Teaching in South Carolina was Arthur Dow, a specialist in Oriental Art. Dow’s interest in non-European art helped O’Keeffe move away from the forms she had found so stifling in her previous studies. She said of him, “It was Arthur Dow who affected my start, who helped me to find something of my own.” Soon after O’Keeffe’s return to Texas, she made a handful of charcoal drawings, which she sent to a friend in New York. The friend, Anna Pollitzer, showed them to Alfred Stieglitz, a photographer and gallery owner. He was enthused with the vibrant energy of the work, and asked to show them. So, without her knowledge, Georgia O’Keeffe had her first exhibition in 1916 at Steiglitz’s “291 Gallery.”
Within two years, Steiglitz had convinced O’Keeffe to move to New York and devote all of her time to painting. His regular presentations of her work had begun to cause a buzz, and create for a her a small following. Six years later the two were married, beginning one of the most fruitful and well-known collaborations of the modernist era. For the next twenty years the two would live and work together, Steiglitz creating an incredible body of portraits of O’Keeffe, while O’Keeffe showed new drawings and paintings nearly every year at the gallery. Living in Lake George, New York, and in New York City, O’Keeffe painted some of her most famous work. During the 1920s, her large canvasses of lush overpowering flowers filled the still lifes with dynamic energy and erotic tension, while her cityscapes were testaments to subtle beauty within the most industrial circumstances.
In 1929 O’Keeffe took a vacation with her friend Beck Strand to Taos, New Mexico. The trip would forever alter the course of her life. In love with the open skies and sun-drenched landscape, O’Keeffe returned every summer to travel and to paint. When Steiglitz in 1946 died, O’Keeffe took up permanent residence there. More than almost any of her other works, these early New Mexico landscapes and still lifes have come to represent her unique gifts. The rich texture of the clouds and sky were similar to her earlier, more sensuous representations of flowers. But beneath these clouds one found the bleached bones of animals long gone.
Throughout the 1950s and 1960s, O’Keeffe’s fame continued to grow. She traveled around the world and had a number of major retrospectives in the U.S. The most important came in 1970 at the Whitney Museum of American Art, placing her categorically as one of the most important and influencial American painters. The next year O’Keeffe’s vision deteriorated dramatically, and she withdrew from artistic life. It was not until 1973, after meeting Juan Hamilton, a young ceramic artist, which she returned to working. With his encouragement and assistance, she resumed painting and sculpting. In 1976 her illustrated autobiography, GEORGIA O’KEEFFE was a best seller, and the next year she received the Medal of Freedom from President Gerald Ford.

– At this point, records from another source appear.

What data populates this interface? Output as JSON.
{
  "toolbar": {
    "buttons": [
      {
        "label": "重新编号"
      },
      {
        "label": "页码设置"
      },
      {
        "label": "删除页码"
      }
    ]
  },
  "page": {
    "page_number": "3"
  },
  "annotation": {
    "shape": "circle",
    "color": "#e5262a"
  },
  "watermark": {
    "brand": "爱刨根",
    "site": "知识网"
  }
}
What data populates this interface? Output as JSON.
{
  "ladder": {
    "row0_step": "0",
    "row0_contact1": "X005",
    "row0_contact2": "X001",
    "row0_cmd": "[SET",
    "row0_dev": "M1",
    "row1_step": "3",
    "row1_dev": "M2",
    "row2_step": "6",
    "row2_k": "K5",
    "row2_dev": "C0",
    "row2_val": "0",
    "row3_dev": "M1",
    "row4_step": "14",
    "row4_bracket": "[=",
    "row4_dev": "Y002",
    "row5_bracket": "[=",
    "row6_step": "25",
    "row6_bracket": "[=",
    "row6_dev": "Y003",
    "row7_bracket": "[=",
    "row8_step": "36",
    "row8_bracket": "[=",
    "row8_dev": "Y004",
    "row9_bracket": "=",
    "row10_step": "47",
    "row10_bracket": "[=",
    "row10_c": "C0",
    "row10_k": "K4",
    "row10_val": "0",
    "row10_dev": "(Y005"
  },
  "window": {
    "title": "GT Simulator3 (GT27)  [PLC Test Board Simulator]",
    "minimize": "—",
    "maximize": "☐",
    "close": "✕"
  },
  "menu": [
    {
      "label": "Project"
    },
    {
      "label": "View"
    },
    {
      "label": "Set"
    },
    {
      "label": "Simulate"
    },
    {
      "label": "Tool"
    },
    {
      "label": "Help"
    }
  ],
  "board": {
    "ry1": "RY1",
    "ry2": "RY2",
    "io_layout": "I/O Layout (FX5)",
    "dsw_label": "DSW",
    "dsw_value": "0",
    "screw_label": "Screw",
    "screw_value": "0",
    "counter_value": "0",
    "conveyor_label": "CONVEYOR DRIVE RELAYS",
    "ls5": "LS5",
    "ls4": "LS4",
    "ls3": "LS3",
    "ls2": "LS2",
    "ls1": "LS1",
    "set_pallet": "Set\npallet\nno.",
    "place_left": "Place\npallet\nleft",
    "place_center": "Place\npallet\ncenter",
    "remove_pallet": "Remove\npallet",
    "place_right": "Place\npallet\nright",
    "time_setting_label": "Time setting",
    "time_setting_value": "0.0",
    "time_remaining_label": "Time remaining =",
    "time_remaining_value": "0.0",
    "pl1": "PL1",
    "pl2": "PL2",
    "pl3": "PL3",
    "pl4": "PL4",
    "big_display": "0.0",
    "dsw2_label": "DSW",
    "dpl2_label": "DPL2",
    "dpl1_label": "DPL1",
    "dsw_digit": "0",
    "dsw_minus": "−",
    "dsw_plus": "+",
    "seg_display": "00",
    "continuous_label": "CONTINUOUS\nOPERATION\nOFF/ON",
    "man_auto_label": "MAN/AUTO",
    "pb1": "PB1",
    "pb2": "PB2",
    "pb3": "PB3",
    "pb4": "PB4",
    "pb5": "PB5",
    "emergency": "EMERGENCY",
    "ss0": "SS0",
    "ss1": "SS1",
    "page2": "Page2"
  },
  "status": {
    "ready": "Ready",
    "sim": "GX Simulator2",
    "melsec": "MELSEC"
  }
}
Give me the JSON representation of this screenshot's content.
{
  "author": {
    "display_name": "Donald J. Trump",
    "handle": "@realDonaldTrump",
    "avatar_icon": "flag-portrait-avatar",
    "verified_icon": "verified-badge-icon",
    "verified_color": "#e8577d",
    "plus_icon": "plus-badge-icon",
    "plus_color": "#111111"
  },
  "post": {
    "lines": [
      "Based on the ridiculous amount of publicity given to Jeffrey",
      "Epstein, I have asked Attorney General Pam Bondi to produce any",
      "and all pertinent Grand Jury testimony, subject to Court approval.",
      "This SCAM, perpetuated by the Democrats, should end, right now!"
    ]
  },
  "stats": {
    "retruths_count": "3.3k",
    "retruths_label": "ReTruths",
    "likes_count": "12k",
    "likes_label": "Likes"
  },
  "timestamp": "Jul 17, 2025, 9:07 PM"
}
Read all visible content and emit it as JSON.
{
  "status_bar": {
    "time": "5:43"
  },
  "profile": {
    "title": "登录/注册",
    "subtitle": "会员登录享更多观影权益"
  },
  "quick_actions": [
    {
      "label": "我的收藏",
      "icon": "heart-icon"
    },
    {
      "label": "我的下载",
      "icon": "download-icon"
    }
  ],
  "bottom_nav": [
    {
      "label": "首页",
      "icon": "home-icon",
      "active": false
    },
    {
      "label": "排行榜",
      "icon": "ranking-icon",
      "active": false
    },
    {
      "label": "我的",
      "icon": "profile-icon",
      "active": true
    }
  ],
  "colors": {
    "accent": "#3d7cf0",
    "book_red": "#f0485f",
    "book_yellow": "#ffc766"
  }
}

In 1985 she received the Medal of the Arts from President Ronald Reagan. In March of the next year, at the age of 98, O’Keeffe passed away at St. Vincent’s Hospital in Santa Fe, New Mexico. Georgia O’Keeffe’s work remains a prominent part of major national and international museums. For many, her paintings represent the beginnings of a new American art free from the irony and cynicism of the late 20th century.